By Claire Zillman
October 20, 2016

When several women accused U.S. Republican presidential nominee Donald Trump of sexual assault last week, his campaign denied the allegations outright, and in doing so questioned why the alleged victims had waited so long to come forward. “[F]or this to only become public decades later in the final month of a campaign for president should say it all,” Trump’s spokesman said.

That comment compelled some women—using the hashtag #WhyWomenDontReport—to explain why some victims don’t come forward right away—if at all. “Because we face a justice system that doesn’t protect us and a culture that doesn’t believe us,” one woman said. “For me, it was like re-living it all over again,” said another.

At the final day of Fortune’s Most Powerful Women Summit, Anita Hill provided her own perspective.
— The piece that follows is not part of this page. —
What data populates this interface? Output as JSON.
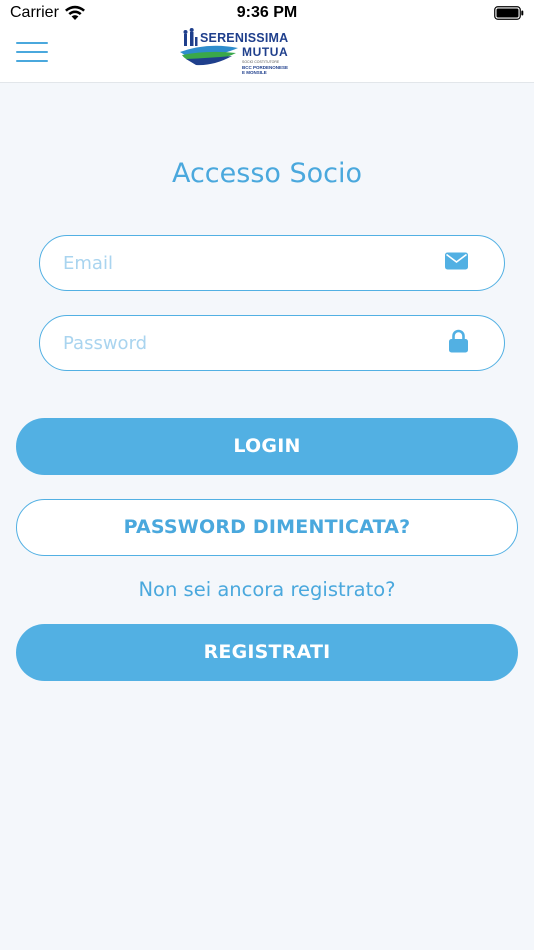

The Brandeis University professor, who in 1991 famously accused then-Supreme Court nominee Clarence Thomas of workplace sexual harassment, told interviewer and TV host Chelsea Handler: “It was clear how I was treated in 1991 why I didn’t come forward before.” Her claims some 25 years ago came with huge personal costs as her character and the veracity of her testimony were called into question. Yet she’s also credited with catapulting the issue of workplace sexual harassment into America’s national consciousness for the first time.
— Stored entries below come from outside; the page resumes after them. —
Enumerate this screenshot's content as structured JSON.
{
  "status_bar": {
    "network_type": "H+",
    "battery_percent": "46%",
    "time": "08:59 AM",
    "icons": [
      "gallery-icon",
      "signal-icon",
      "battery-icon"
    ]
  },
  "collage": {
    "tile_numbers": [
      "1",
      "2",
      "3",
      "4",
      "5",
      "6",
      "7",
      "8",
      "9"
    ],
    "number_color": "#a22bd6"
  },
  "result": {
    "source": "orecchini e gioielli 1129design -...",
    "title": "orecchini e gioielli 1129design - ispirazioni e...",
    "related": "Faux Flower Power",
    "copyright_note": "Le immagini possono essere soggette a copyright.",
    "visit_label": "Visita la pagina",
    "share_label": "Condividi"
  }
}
On Wednesday, she drew contrasts between her experience and how the subject is treated today. “We’re more energized in terms of what we do about sexual harassment and sexual assault,” she said, but she still wants the question of why women don’t report such incidents to shift from the victim to society at large. She says we should be asking: “Why didn’t we do more to motivate individuals to come forward?”